Paul Deighton, chief executive of the London 2012 organising committee and a new minister, told MPs on Tuesday that the company had been paid £89m-£90m by organisers so far but that the rest of the £236m contract was “up for negotiation”. The company did receive “some revenue” from the contract in 2011.

The company was strongly criticised by MPs after a surprise shortage of security guards was exposed on July 11, just weeks before the games began. It had to pay for an emergency military deployment of 3,500 personnel who were called in to fill the gap.

Mr Deighton said that on the best days, G4S was down only 4 per cent on the number of security officers it was contracted to provide, but on the worst days it was down 35 per cent.

Nick Buckles, G4S group chief executive, said in evidence to the committee that the company still expected to be paid in full for the Olympics contract.

However, he said he would consider stepping down, depending on the outcome of an internal review, commissioned from PwC.

“As far as I’m concerned, I’m group chief executive, so I must take the pain, as well as [the responsibility for] the many, many contracts that go right,” he told MPs.

Mr Buckles said he hoped that if the government were creating a black list of poor-performing outsourcers, as the Financial Times reported, the company’s “huge number of achievements” over the years would be taken into account.
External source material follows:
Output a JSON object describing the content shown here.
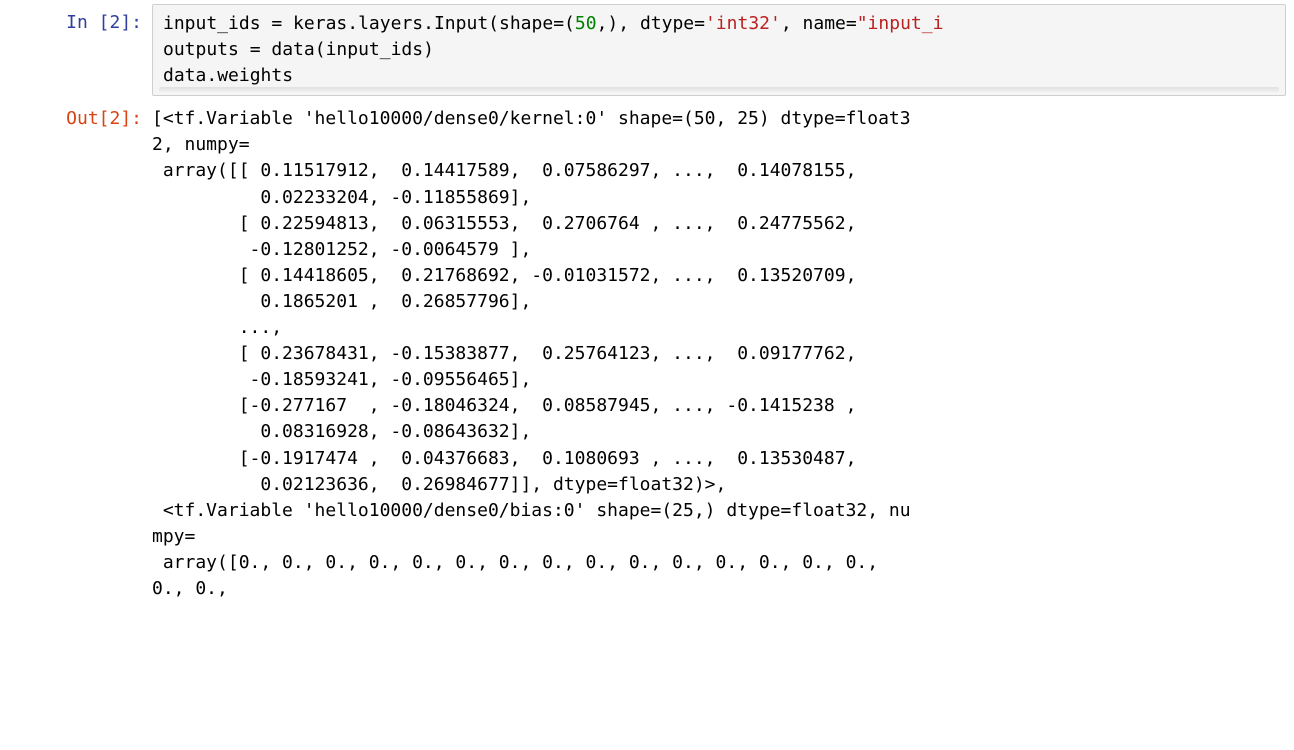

In his second grilling by MPs since the debacle, he said the company had taken a £50m loss on the contract and would not be bidding for contracts managing the Olympics in Rio de Janeiro in 2016.

Mr Buckles stressed that the Olympics contract was unique, as the company was hiring staff for 49 different security roles across over 100 venues.
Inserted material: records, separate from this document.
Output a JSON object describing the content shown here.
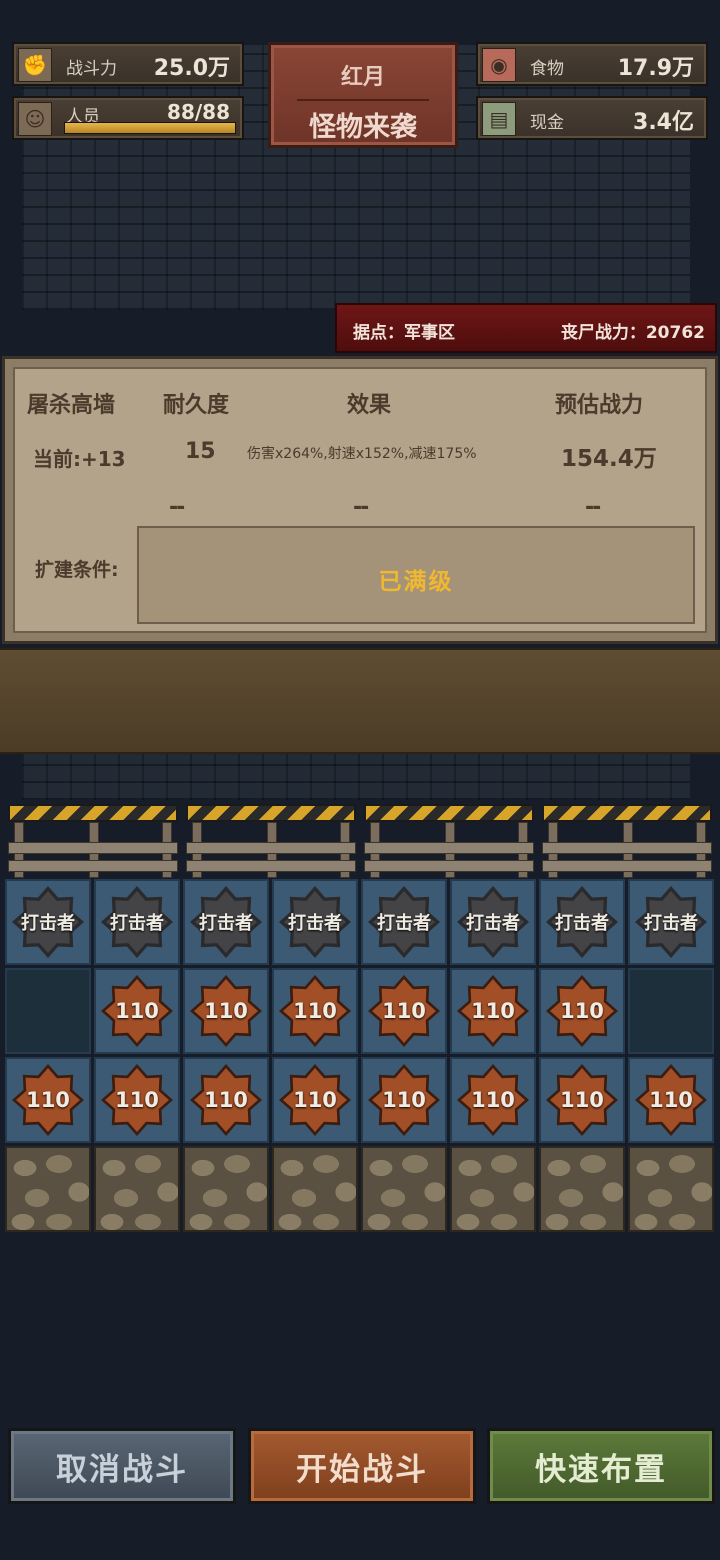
{
  "top_stats": {
    "combat": {
      "label": "战斗力",
      "value": "25.0万",
      "icon": "fist-icon"
    },
    "personnel": {
      "label": "人员",
      "value": "88/88",
      "icon": "person-icon",
      "fill": 1.0
    },
    "food": {
      "label": "食物",
      "value": "17.9万",
      "icon": "meat-icon"
    },
    "cash": {
      "label": "现金",
      "value": "3.4亿",
      "icon": "cash-icon"
    }
  },
  "event": {
    "line1": "红月",
    "line2": "怪物来袭"
  },
  "banner": {
    "location": "据点：军事区",
    "zombie_power": "丧尸战力：20762"
  },
  "panel": {
    "headers": [
      "屠杀高墙",
      "耐久度",
      "效果",
      "预估战力"
    ],
    "current": {
      "level": "当前:+13",
      "durability": "15",
      "effect": "伤害x264%,射速x152%,减速175%",
      "power": "154.4万"
    },
    "next": {
      "durability": "--",
      "effect": "--",
      "power": "--"
    },
    "condition_label": "扩建条件:",
    "condition_value": "已满级"
  },
  "grid": {
    "row1": [
      "打击者",
      "打击者",
      "打击者",
      "打击者",
      "打击者",
      "打击者",
      "打击者",
      "打击者"
    ],
    "row2": [
      "",
      "110",
      "110",
      "110",
      "110",
      "110",
      "110",
      ""
    ],
    "row3": [
      "110",
      "110",
      "110",
      "110",
      "110",
      "110",
      "110",
      "110"
    ]
  },
  "buttons": {
    "cancel": "取消战斗",
    "start": "开始战斗",
    "quick": "快速布置"
  },
  "colors": {
    "accent_gold": "#f0b830",
    "banner_red": "#6e1616",
    "slot_blue": "#3c5a74"
  }
}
“This was very different contract to any other contract which has been carried out by any private sector company for security,” he said. “There was no blueprint, no book.”
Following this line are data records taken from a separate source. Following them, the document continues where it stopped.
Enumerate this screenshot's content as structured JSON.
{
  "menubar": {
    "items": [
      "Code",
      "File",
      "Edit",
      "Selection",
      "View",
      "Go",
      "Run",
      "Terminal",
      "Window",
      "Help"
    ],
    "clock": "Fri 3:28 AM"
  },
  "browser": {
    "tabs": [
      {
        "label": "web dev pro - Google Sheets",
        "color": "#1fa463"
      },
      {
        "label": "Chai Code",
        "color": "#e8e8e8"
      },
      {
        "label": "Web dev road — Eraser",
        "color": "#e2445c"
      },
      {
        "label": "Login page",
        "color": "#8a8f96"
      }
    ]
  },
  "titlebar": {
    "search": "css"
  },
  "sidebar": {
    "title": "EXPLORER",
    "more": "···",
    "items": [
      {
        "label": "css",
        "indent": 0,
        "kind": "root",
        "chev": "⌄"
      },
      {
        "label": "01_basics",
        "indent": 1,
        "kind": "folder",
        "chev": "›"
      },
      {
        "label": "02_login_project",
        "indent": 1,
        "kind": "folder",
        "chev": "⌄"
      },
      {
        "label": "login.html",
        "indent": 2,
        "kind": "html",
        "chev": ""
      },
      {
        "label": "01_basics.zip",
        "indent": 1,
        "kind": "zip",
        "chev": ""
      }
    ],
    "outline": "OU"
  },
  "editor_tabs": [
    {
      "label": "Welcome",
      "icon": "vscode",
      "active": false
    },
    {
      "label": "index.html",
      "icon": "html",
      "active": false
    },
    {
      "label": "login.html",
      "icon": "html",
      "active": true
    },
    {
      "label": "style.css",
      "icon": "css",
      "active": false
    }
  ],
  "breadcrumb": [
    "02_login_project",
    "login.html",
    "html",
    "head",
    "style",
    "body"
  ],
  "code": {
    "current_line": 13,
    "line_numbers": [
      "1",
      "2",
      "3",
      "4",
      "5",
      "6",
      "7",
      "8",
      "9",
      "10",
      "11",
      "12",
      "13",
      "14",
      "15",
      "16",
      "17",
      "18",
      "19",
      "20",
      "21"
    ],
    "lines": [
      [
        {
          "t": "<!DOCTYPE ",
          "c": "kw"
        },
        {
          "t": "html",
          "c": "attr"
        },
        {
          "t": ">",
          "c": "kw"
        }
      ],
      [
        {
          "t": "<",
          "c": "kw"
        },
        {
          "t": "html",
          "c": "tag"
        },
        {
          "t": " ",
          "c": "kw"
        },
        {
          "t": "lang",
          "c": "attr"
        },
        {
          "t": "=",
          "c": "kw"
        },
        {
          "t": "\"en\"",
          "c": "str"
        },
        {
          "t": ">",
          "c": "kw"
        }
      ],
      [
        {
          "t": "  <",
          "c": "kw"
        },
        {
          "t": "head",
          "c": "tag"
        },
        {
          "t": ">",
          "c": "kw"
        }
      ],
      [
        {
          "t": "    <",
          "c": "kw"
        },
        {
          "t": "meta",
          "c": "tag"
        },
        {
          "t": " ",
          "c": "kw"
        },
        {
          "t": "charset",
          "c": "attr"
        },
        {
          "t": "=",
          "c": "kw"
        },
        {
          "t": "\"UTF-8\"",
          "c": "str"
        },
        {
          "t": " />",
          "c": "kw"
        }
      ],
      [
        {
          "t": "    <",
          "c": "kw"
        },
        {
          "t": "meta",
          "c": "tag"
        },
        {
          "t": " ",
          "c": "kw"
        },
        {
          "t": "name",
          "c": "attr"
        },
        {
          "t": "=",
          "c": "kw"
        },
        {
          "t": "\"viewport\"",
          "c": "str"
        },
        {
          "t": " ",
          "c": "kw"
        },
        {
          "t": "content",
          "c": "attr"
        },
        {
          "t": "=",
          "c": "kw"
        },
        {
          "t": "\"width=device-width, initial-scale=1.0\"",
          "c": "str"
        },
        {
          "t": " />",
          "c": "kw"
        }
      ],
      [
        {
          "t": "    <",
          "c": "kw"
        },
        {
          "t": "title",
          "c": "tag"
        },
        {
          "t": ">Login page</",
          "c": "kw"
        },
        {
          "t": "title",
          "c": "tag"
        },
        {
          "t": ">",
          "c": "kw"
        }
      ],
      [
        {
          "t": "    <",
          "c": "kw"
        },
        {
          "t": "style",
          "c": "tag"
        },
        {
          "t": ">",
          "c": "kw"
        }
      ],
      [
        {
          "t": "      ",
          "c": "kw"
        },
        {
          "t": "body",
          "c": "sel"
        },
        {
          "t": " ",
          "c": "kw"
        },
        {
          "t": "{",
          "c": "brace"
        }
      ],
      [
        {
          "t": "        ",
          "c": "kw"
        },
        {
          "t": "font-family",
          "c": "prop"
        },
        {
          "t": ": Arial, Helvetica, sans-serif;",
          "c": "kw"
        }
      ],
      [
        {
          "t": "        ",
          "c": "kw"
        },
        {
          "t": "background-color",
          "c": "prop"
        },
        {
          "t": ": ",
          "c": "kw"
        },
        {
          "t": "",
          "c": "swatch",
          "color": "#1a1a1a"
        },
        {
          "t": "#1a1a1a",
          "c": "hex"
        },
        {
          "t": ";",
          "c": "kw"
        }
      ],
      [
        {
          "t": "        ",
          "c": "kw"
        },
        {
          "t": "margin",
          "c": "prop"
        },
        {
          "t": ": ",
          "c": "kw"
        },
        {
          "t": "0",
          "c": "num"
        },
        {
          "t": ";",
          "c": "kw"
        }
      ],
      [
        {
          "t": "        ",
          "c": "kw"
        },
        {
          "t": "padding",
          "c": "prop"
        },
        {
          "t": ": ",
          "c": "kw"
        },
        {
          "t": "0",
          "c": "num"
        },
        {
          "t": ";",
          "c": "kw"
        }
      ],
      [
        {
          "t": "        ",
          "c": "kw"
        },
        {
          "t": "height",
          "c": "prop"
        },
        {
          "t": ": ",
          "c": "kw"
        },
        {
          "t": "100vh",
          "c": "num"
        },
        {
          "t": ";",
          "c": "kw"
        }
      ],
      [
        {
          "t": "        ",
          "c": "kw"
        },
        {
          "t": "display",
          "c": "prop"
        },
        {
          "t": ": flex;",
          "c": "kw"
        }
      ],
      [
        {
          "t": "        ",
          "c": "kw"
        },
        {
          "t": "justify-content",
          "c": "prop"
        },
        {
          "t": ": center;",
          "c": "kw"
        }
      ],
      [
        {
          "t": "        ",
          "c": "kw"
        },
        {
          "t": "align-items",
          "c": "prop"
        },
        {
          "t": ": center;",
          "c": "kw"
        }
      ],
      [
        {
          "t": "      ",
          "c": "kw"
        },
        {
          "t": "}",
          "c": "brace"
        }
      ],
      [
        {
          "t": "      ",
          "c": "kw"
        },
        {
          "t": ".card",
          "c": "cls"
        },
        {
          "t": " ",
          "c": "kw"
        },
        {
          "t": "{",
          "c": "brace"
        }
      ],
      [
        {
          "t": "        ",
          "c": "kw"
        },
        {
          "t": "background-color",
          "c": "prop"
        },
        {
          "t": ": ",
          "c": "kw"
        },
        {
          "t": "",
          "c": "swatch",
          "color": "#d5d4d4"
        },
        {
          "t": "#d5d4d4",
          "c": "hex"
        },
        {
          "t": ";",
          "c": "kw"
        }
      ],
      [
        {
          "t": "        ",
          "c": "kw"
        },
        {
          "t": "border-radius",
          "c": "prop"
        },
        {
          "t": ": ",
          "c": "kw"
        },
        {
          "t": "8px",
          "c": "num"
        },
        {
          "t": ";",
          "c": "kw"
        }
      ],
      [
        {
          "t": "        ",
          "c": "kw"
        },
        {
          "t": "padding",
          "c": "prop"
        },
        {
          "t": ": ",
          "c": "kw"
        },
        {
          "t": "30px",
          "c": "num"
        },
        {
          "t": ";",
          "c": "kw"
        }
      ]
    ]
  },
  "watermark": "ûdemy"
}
Speaking earlier in the session, Charles Farr, the home office official in charge of Olympic security, laid blame for the security guard shortfall squarely with G4S, which he said had not initially been “completely open” about the problems it was having.

Mr Farr said he was disappointed the country’s potentially “outstanding performance” on games security was marred by the G4S failure.

Mr Deighton – who is soon to join the Treasury as a minister overseeing infrastructure delivery – denied that games organisers should have contracted a number of different companies to supply the 10,400 guards rather than just one.

Experience from the Sydney Olympics showed the danger of competing companies unwittingly signing up the same security personnel, which resulted in a last-minute shortage, Mr Deighton explained.

The Olympics may eventually have gone off without a hitch but G4S could still lose out on future government contracts as the Cabinet Office takes a tougher stance on underperforming suppliers.

G4S will face scrutiny as it bids for contracts to run nine prisons, worth £170m a year according to research by Jeffries, the investment bank.

But the Ministry of Justice may have little choice as G4S is one of just three groups that run prisons in the UK – alongside Serco and Sodexo – although Mitie is also bidding, in partnership with the Prison Service.

G4S has gradually become enmeshed in UK services over the past 20 years as it has won milestone outsourcing contracts.

It opened the first private sector-run prison in Wolds, East Yorkshire, in 1992 and was the first company to take over an existing detention centre when it took control of Winson Green in Birmingham last year.

The prison market is expected to be worth an estimated £1.1bn a year by 2015, as the government raises the number of private sector-run prisons from 16 to 45 by 2016, seeking cost savings of 20 per cent.